West Point

21st June 1871.

CHAPTER VII.
THE FURLOUGHMAN.

Another June rolled around, the Board of Visitors arrived, the customary salute was fired and the alumni meeting held. The examinations were completed, another class was graduated and a new one admitted to the corps. As usual, at the annual examinations some of the “found” were turned back to join the next class, while the other unfortunates left the Point to return no more as cadets. The fortunate graduates and the happy furloughmen, after drawing the “balances due” from the Treasurer of the Academy, donned their “cit” clothes and went on furlough; the graduates to assume the duties of Second Lieutenants in the army at the expiration of their “graduating leave” on the 30th of the following September, and the second classmen to return to the Point at the expiration of their “furlough” on the 28th of August. The amounts due varied according to the economy practiced by the cadets.

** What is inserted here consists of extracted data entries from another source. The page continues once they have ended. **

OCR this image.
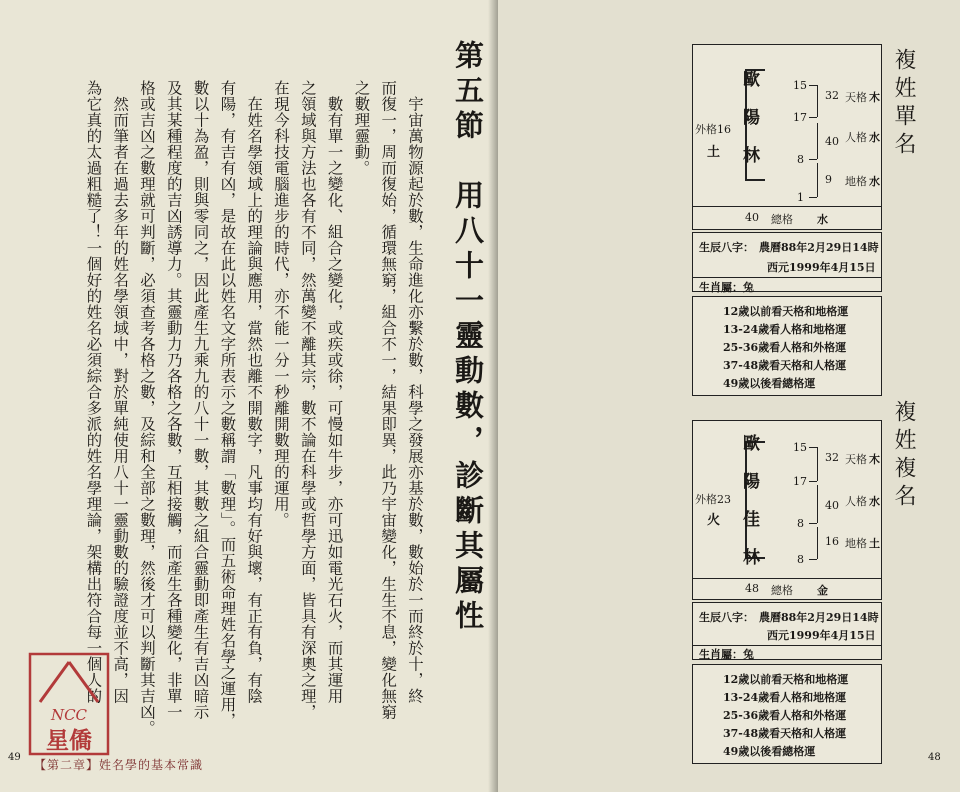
第五節　用八十一靈動數，診斷其屬性
　宇宙萬物源起於數，生命進化亦繫於數，科學之發展亦基於數，數始於一而終於十，終
而復一，周而復始，循環無窮，組合不一，結果即異，此乃宇宙變化，生生不息，變化無窮
之數理靈動。
　數有單一之變化、組合之變化，或疾或徐，可慢如牛步，亦可迅如電光石火，而其運用
之領域與方法也各有不同，然萬變不離其宗，數不論在科學或哲學方面，皆具有深奧之理，
在現今科技電腦進步的時代，亦不能一分一秒離開數理的運用。
　在姓名學領域上的理論與應用，當然也離不開數字，凡事均有好與壞，有正有負，有陰
有陽，有吉有凶，是故在此以姓名文字所表示之數稱謂「數理」。而五術命理姓名學之運用，
數以十為盈，則與零同之，因此產生九乘九的八十一數，其數之組合靈動即產生有吉凶暗示
及其某種程度的吉凶誘導力。其靈動力乃各格之各數，互相接觸，而產生各種變化，非單一
格或吉凶之數理就可判斷，必須查考各格之數，及綜和全部之數理，然後才可以判斷其吉凶。
　然而筆者在過去多年的姓名學領域中，對於單純使用八十一靈動數的驗證度並不高，因
為它真的太過粗糙了！一個好的姓名必須綜合多派的姓名學理論，架構出符合每一個人的
49
【第二章】姓名學的基本常識
NCC
星僑
複姓單名
複姓複名
48
歐
陽
林
15
17
8
1
32
40
9
天格 木
人格 水
地格 水
外格16
土
40 總格 水
生辰八字： 農曆88年2月29日14時
西元1999年4月15日
生肖屬：兔
12歲以前看天格和地格運
13-24歲看人格和地格運
25-36歲看人格和外格運
37-48歲看天格和人格運
49歲以後看總格運
歐
陽
佳
林
15
17
8
8
32
40
16
天格 木
人格 水
地格 土
外格23
火
48 總格 金
生辰八字： 農曆88年2月29日14時
西元1999年4月15日
生肖屬：兔
12歲以前看天格和地格運
13-24歲看人格和地格運
25-36歲看人格和外格運
37-48歲看天格和人格運
49歲以後看總格運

Some had nothing due, while others received as much as two hundred dollars in addition to the “equipment fund.” Four dollars per month is retained from the pay of each cadet as his “equipment fund,” and it is given to him when he graduates or leaves the Academy never to return as a cadet.

Mine was the furlough class this year, and when I reached home my mother made me open my trunk in the back yard, and she herself was present to see that I shook and aired everything I had, for the reason, she said, that, as there were no women to keep things clean about our barracks, she was sure that we had bedbugs there.

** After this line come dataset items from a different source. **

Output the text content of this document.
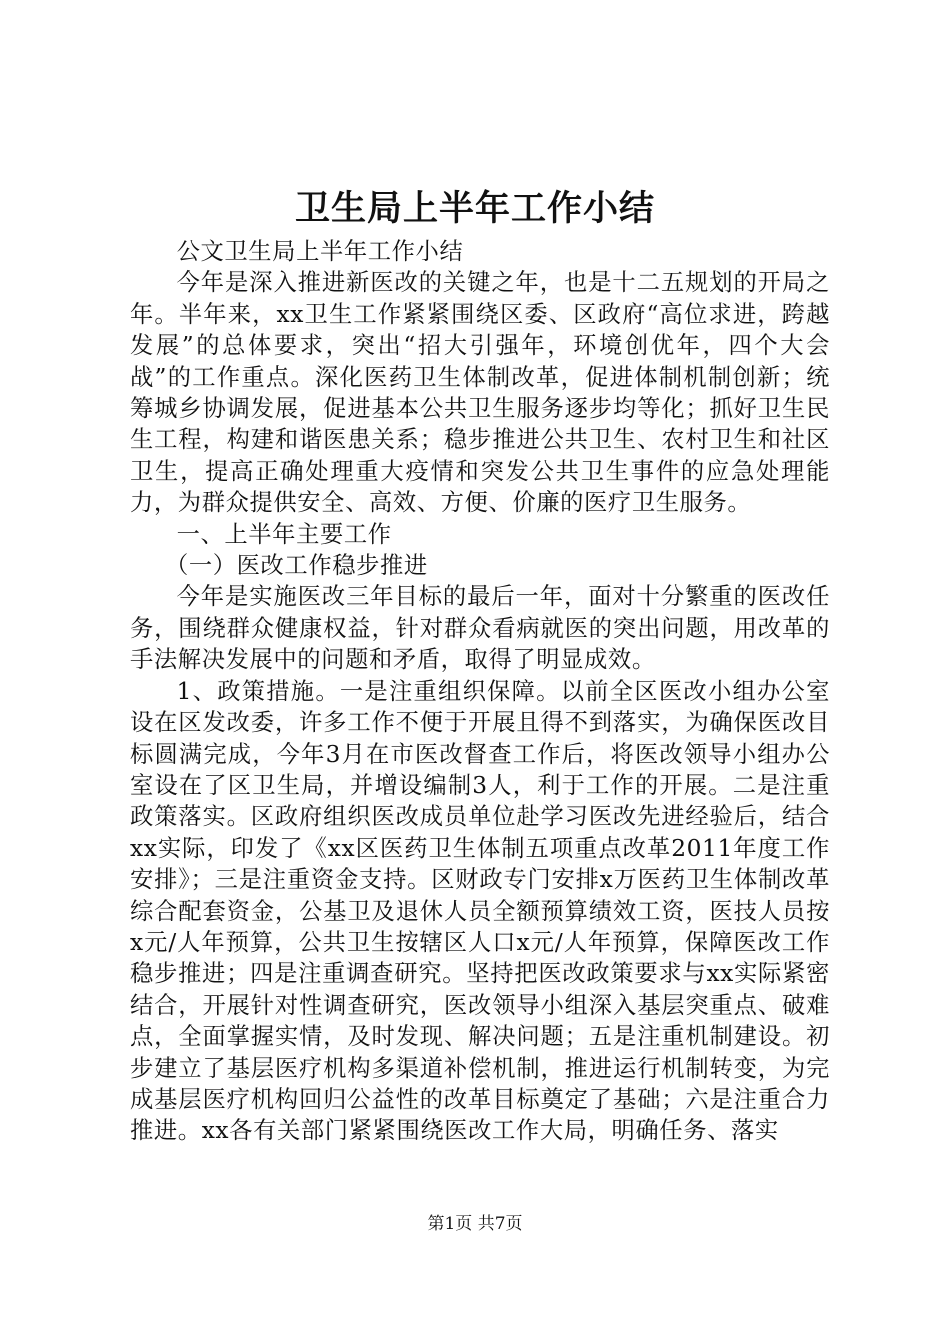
卫生局上半年工作小结

公文卫生局上半年工作小结

今年是深入推进新医改的关键之年，也是十二五规划的开局之年。半年来，xx卫生工作紧紧围绕区委、区政府“高位求进，跨越发展”的总体要求，突出“招大引强年，环境创优年，四个大会战”的工作重点。深化医药卫生体制改革，促进体制机制创新；统筹城乡协调发展，促进基本公共卫生服务逐步均等化；抓好卫生民生工程，构建和谐医患关系；稳步推进公共卫生、农村卫生和社区卫生，提高正确处理重大疫情和突发公共卫生事件的应急处理能力，为群众提供安全、高效、方便、价廉的医疗卫生服务。

一、上半年主要工作

（一）医改工作稳步推进

今年是实施医改三年目标的最后一年，面对十分繁重的医改任务，围绕群众健康权益，针对群众看病就医的突出问题，用改革的手法解决发展中的问题和矛盾，取得了明显成效。

1、政策措施。一是注重组织保障。以前全区医改小组办公室设在区发改委，许多工作不便于开展且得不到落实，为确保医改目标圆满完成，今年3月在市医改督查工作后，将医改领导小组办公室设在了区卫生局，并增设编制3人，利于工作的开展。二是注重政策落实。区政府组织医改成员单位赴学习医改先进经验后，结合xx实际，印发了《xx区医药卫生体制五项重点改革2011年度工作安排》；三是注重资金支持。区财政专门安排x万医药卫生体制改革综合配套资金，公基卫及退休人员全额预算绩效工资，医技人员按x元/人年预算，公共卫生按辖区人口x元/人年预算，保障医改工作稳步推进；四是注重调查研究。坚持把医改政策要求与xx实际紧密结合，开展针对性调查研究，医改领导小组深入基层突重点、破难点，全面掌握实情，及时发现、解决问题；五是注重机制建设。初步建立了基层医疗机构多渠道补偿机制，推进运行机制转变，为完成基层医疗机构回归公益性的改革目标奠定了基础；六是注重合力推进。xx各有关部门紧紧围绕医改工作大局，明确任务、落实

第1页 共7页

I had not been at home long when an old Quaker called on me and said: “H⸺, I have been waiting for thee to come home. During the war I noticed that soldiers always stepped off with the left foot first, and now that thee has been to the Government’s Military School for two years, thee probably knows why.” I had to confess my ignorance on the subject then, and I must confess it now.

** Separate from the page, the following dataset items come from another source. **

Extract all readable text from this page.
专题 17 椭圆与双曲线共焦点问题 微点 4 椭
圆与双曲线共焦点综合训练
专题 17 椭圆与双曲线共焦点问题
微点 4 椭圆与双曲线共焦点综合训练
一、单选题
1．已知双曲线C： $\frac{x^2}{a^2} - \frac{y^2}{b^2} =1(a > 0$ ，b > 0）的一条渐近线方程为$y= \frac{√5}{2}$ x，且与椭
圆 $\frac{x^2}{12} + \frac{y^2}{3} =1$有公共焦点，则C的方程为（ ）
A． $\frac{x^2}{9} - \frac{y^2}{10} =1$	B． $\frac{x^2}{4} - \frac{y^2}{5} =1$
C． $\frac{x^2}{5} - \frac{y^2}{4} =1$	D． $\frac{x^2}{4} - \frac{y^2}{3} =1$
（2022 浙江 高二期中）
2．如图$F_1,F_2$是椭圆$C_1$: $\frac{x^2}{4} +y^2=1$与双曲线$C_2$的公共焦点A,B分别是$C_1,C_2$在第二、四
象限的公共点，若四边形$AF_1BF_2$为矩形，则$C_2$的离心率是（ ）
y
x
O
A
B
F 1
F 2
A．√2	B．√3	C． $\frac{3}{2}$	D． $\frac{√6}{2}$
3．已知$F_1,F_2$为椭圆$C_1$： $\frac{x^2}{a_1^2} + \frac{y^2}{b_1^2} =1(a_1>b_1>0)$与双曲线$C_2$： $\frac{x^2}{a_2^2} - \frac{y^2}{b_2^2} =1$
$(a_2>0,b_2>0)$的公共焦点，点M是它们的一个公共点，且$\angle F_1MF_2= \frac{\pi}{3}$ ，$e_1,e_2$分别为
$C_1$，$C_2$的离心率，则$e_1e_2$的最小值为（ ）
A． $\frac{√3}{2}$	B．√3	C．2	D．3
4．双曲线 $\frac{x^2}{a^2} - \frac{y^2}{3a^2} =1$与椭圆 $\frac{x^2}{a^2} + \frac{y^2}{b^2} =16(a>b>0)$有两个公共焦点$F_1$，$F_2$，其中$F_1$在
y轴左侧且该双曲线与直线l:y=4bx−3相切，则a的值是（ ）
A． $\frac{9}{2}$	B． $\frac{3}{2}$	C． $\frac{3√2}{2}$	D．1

One day I received an invitation to visit a battalion of State Militia in camp, and I was requested to take my uniform. I accepted the invitation, and wore it in camp. I was able to and did give instruction in many points of the tactics, which at that time were new to the militia, and at the same time I learned much at this camp that was new and useful to me. At the request of the commanding officer of the camp I acted as Adjutant at parades and guard-mounts. I got along all right after the first dress parade, where I took post on the wrong side of the commanding officer after having presented arms to him. However, the militia of my state was not then as well posted on tactics[50] as it is to-day; my blunder was not discovered.